Some of the students were there for personal reasons, whilst others simply wished to show solidarity with the plight of the people in Iran and Afghanistan. The students spent two hours shouting ‘Zan, zendegi, azadi’ (‘Woman, life, freedom’). “It’s important for students to speak out now. Particularly in view of the university’s conspicuous silence yet again.”
The protest started after the protesters congregated on Blaak. It was still quiet shortly before five o’clock, but then a deluge of students emerged from the Willem de Kooning Academy building holding banners and posters bearing the words ‘Woman, life, freedom’ in all languages. The group in front of the Markthal grew bigger and bigger, reaching around seventy people just after five o’clock. EUC student Juliette Douet is one of the initiators: “I know several women from Iran and Afghanistan myself and so I think it’s important to be here today.”
While a number of concise statements from students in Iran were read out in front of the Markthal and a song by an Iranian rap star was played, Douet talked to us about the protest. “We’re here to make it clear that this is a big issue and that the way in which women are treated in Iran is unacceptable.”
'Not about my hair'
Sociology student Jaïr joined the protest too. His reasons for doing so today include a personal one: “I’m from a colonised nation, Aruba, and I see the lasting effects of colonialism and imperialism and the way in which people are oppressed. That is why I want to show as much solidarity as possible with other people who have it tough and are being oppressed.”

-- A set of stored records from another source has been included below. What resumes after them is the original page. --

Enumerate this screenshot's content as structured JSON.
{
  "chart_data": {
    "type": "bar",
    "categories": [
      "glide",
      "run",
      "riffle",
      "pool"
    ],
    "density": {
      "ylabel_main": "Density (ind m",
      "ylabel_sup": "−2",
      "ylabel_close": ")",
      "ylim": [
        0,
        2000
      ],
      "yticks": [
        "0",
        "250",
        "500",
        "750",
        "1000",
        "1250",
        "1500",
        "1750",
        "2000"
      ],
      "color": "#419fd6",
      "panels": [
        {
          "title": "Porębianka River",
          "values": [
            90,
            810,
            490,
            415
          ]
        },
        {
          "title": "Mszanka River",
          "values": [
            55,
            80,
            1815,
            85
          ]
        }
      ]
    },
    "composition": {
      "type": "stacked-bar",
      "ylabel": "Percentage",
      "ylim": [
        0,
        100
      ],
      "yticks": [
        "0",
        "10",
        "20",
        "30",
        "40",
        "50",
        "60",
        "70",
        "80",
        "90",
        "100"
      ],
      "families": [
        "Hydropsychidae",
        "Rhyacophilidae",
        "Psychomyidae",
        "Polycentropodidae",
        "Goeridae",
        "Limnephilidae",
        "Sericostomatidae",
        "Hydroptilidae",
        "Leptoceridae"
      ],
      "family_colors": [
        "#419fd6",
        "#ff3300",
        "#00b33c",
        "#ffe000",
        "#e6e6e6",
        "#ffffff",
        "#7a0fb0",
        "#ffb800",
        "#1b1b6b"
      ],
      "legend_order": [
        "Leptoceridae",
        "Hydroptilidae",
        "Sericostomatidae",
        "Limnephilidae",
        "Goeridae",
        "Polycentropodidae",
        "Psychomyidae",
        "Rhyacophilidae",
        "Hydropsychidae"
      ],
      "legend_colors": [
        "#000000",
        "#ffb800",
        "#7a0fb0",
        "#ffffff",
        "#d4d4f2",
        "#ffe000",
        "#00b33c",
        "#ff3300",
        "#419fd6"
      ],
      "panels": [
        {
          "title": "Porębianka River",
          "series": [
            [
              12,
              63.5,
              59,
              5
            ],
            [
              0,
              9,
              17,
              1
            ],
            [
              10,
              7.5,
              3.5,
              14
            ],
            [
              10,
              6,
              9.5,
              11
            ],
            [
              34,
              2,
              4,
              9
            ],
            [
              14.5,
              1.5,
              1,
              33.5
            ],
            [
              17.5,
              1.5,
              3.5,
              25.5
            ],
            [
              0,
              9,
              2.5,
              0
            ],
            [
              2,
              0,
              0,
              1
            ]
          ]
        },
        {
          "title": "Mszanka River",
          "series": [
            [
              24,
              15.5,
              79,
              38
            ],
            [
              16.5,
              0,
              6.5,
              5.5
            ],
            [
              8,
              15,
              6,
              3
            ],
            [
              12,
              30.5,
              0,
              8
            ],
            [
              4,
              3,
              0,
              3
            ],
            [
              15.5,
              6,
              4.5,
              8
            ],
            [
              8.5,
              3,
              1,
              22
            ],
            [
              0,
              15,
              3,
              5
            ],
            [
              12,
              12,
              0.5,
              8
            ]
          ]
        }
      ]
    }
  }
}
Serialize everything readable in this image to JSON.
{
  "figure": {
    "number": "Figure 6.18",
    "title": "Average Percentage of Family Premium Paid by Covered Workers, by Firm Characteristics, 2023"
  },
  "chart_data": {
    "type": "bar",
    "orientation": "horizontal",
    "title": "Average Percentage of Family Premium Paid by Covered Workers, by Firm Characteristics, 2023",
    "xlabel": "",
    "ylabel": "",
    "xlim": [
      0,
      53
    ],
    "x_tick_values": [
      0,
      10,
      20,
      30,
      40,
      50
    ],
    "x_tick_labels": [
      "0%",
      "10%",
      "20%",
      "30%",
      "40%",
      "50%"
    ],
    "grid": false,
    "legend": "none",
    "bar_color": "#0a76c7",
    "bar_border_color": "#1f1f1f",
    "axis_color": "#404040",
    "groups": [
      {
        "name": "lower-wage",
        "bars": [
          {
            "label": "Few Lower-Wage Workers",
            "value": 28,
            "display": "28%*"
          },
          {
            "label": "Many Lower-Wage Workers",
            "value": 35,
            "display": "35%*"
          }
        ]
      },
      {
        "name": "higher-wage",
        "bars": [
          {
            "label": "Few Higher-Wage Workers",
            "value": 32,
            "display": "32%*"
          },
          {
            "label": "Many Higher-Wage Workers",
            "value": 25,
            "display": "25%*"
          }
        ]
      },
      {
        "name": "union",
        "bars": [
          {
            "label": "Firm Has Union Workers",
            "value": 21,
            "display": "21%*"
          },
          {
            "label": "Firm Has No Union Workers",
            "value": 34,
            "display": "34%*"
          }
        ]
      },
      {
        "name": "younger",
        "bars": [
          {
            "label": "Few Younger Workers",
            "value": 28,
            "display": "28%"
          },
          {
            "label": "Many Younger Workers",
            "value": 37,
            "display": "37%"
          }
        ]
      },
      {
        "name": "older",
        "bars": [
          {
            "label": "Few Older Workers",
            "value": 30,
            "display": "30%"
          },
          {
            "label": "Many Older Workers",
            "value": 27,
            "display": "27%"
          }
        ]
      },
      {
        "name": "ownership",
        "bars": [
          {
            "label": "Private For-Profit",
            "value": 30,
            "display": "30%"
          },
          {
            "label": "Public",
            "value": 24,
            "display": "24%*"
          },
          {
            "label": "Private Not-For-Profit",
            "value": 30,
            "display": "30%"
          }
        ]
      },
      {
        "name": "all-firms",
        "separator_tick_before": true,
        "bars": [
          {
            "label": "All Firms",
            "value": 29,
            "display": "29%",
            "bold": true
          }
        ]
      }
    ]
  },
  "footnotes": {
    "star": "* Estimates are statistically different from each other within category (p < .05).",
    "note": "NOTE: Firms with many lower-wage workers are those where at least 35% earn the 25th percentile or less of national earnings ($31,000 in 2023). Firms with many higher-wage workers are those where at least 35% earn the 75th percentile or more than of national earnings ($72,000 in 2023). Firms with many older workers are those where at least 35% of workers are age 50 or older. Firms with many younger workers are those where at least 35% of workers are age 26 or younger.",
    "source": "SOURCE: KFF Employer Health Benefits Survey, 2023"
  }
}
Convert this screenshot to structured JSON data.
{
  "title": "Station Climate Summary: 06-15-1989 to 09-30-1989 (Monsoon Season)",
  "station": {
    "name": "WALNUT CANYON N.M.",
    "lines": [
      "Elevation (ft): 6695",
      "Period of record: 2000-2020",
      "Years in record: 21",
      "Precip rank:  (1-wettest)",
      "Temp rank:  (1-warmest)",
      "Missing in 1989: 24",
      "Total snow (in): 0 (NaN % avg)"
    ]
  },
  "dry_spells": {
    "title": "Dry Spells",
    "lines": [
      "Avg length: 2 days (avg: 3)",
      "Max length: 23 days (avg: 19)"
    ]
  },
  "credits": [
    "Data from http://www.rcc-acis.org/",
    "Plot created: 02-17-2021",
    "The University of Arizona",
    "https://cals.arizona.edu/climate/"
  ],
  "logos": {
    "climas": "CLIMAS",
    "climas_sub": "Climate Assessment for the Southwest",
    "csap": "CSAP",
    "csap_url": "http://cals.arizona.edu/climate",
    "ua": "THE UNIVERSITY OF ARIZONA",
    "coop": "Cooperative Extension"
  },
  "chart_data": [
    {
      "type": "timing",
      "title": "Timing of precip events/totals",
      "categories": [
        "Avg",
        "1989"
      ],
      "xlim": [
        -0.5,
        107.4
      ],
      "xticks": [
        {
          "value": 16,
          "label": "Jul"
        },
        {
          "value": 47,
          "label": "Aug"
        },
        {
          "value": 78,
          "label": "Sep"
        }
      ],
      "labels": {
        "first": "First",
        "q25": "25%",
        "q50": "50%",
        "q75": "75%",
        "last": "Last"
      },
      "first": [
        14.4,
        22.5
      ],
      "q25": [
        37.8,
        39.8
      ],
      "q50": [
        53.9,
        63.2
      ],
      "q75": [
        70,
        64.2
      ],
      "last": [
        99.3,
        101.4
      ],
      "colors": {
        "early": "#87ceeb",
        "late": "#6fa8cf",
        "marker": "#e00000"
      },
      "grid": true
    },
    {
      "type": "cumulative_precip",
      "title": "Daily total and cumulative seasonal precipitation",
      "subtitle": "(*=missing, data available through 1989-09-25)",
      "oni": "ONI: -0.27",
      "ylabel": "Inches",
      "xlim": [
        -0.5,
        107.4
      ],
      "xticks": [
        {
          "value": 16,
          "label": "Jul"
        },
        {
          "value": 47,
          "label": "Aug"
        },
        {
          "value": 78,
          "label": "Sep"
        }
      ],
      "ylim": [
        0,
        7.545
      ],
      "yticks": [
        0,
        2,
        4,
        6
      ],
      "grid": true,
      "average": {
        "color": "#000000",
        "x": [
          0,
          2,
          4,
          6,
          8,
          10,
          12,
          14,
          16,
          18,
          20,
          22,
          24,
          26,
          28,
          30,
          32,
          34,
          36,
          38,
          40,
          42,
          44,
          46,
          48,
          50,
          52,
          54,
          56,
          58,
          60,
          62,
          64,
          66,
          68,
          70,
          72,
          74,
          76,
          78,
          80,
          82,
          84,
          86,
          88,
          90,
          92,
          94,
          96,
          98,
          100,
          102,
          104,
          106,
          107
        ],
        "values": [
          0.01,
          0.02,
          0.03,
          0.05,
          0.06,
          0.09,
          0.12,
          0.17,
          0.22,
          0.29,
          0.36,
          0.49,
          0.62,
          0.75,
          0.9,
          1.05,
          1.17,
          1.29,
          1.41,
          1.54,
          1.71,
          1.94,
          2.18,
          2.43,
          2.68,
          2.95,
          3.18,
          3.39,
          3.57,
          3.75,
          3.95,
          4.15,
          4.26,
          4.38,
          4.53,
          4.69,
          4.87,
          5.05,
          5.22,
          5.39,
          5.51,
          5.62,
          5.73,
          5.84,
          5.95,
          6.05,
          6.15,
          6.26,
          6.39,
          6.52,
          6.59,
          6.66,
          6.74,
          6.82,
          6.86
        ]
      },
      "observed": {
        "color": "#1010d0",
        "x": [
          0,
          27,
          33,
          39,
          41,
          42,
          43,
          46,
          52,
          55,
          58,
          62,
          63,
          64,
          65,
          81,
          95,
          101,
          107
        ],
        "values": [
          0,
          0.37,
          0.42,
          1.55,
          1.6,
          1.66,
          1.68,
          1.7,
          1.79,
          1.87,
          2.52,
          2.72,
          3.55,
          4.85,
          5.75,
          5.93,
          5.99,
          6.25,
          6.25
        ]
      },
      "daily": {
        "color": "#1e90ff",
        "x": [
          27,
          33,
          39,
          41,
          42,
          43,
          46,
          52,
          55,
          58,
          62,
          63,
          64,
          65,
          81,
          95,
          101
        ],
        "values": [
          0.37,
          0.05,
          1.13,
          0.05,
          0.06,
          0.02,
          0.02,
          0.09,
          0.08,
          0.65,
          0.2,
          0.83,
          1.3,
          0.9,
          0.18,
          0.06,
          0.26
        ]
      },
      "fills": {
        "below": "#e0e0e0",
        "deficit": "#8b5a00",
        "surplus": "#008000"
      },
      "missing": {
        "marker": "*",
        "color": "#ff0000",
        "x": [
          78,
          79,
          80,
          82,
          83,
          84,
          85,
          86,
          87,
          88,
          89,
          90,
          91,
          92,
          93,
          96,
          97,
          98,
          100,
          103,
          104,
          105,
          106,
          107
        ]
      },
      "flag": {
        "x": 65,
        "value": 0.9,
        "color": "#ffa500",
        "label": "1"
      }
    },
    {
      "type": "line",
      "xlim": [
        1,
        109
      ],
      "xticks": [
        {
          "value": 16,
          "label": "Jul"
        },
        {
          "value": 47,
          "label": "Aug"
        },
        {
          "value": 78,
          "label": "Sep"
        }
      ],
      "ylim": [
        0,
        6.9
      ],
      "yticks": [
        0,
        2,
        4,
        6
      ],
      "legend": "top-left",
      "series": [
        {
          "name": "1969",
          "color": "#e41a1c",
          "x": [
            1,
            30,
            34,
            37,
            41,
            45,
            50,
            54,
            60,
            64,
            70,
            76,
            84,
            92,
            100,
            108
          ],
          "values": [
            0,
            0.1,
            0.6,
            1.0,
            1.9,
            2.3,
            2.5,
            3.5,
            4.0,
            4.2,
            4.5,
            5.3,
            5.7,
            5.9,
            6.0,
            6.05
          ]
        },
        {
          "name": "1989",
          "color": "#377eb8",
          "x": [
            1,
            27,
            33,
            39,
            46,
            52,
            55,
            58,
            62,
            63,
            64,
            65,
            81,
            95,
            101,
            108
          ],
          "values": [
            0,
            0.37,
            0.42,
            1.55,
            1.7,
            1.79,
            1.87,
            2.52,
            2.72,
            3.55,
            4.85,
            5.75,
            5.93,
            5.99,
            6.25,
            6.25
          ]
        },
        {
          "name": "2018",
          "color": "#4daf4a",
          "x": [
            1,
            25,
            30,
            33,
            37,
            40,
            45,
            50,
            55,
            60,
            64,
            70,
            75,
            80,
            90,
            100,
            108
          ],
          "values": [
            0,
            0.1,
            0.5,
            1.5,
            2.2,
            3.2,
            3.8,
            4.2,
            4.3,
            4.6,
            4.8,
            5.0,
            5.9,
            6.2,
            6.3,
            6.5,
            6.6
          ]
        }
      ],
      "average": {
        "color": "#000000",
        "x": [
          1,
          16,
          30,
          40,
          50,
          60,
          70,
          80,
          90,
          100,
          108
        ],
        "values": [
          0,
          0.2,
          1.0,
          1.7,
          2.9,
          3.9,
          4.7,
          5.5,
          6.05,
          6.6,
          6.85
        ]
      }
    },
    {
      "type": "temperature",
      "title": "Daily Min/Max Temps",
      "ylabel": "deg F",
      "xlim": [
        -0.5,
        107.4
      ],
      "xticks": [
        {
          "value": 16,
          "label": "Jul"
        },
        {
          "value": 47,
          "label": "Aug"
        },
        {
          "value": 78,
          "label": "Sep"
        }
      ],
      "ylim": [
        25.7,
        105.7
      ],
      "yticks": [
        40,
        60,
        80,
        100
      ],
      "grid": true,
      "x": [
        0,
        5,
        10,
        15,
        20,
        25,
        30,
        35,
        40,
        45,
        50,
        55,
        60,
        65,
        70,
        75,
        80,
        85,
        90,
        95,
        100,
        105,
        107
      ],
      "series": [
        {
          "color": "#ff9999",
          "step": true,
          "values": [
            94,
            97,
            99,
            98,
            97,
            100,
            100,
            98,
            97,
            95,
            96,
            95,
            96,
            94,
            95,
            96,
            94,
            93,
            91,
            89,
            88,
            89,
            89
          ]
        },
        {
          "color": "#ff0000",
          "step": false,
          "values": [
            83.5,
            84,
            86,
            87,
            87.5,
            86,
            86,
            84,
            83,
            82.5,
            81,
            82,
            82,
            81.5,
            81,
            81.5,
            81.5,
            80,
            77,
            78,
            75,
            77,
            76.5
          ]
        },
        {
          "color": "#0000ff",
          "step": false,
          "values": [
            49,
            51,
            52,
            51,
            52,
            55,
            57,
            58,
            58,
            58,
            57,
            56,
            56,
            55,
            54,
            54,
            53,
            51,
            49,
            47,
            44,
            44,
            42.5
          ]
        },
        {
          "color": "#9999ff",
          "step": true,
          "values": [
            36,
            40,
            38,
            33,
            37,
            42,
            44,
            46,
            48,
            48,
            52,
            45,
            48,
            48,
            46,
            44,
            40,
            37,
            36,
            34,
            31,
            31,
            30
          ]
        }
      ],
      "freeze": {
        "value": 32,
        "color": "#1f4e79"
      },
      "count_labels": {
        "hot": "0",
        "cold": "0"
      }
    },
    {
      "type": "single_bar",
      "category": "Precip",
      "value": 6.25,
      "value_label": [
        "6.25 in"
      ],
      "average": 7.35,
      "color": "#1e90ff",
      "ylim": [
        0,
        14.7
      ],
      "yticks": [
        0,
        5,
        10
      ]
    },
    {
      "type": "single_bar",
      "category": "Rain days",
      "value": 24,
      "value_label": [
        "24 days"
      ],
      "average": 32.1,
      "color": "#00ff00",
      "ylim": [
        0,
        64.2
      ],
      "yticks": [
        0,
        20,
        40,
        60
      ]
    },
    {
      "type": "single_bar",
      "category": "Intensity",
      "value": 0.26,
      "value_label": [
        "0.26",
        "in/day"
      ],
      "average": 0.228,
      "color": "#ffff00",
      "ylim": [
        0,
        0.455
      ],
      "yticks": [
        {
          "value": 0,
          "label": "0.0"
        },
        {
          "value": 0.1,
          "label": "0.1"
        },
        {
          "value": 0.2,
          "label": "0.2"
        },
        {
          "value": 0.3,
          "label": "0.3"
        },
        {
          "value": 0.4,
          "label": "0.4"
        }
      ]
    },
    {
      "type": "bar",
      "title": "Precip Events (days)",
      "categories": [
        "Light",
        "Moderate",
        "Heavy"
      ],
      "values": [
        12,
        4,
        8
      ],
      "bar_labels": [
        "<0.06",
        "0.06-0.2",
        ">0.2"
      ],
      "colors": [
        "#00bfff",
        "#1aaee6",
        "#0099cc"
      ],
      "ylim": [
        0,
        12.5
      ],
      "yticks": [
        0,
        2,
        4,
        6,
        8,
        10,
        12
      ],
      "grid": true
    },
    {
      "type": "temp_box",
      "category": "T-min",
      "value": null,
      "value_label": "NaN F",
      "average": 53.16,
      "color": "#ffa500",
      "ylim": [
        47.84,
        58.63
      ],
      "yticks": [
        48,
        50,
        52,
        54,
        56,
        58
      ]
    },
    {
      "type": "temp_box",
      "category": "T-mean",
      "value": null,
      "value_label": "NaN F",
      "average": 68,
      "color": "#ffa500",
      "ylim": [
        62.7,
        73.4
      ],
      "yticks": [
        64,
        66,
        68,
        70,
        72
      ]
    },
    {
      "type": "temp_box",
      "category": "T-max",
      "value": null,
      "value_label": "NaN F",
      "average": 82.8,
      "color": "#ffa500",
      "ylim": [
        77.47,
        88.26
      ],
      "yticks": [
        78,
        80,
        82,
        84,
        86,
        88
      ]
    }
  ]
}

“I’m from Turkey, so I grew up with the idea of oppression”, said EUC student Deniz Hakman as the march got started. “It’s good that the subjugation of women in Iran and Afghanistan is now getting so much coverage in the West, as people here can’t imagine what it’s like over there at the moment.” She stressed that people in the Netherlands could learn a lot from this protest march, “The Dutch often think that headscarves are oppressive, and that that’s what we’re protesting against. But they’re missing the bigger picture.” During the march, this was explained several times with a slogan “It’s not about my hair, it’s about my voice. It’s not about my body, it’s about my choice.”
As the demonstration headed towards Beurs, sociology student Jasper Schut explained that he is taking part not only in solidarity but also out of political interest. “I find the intersectional aspect really unique. The fact that even the Iranian labour movement is standing up for women’s rights, for instance.” This is a reference to a statement on women’s rights made by oil workers in Iran shortly before the march. “I get the feeling that’s a pretty new phenomenon. I also know students in Iran who are all extremely critical of the political status quo, so the wind of change is definitely blowing throughout the nation.”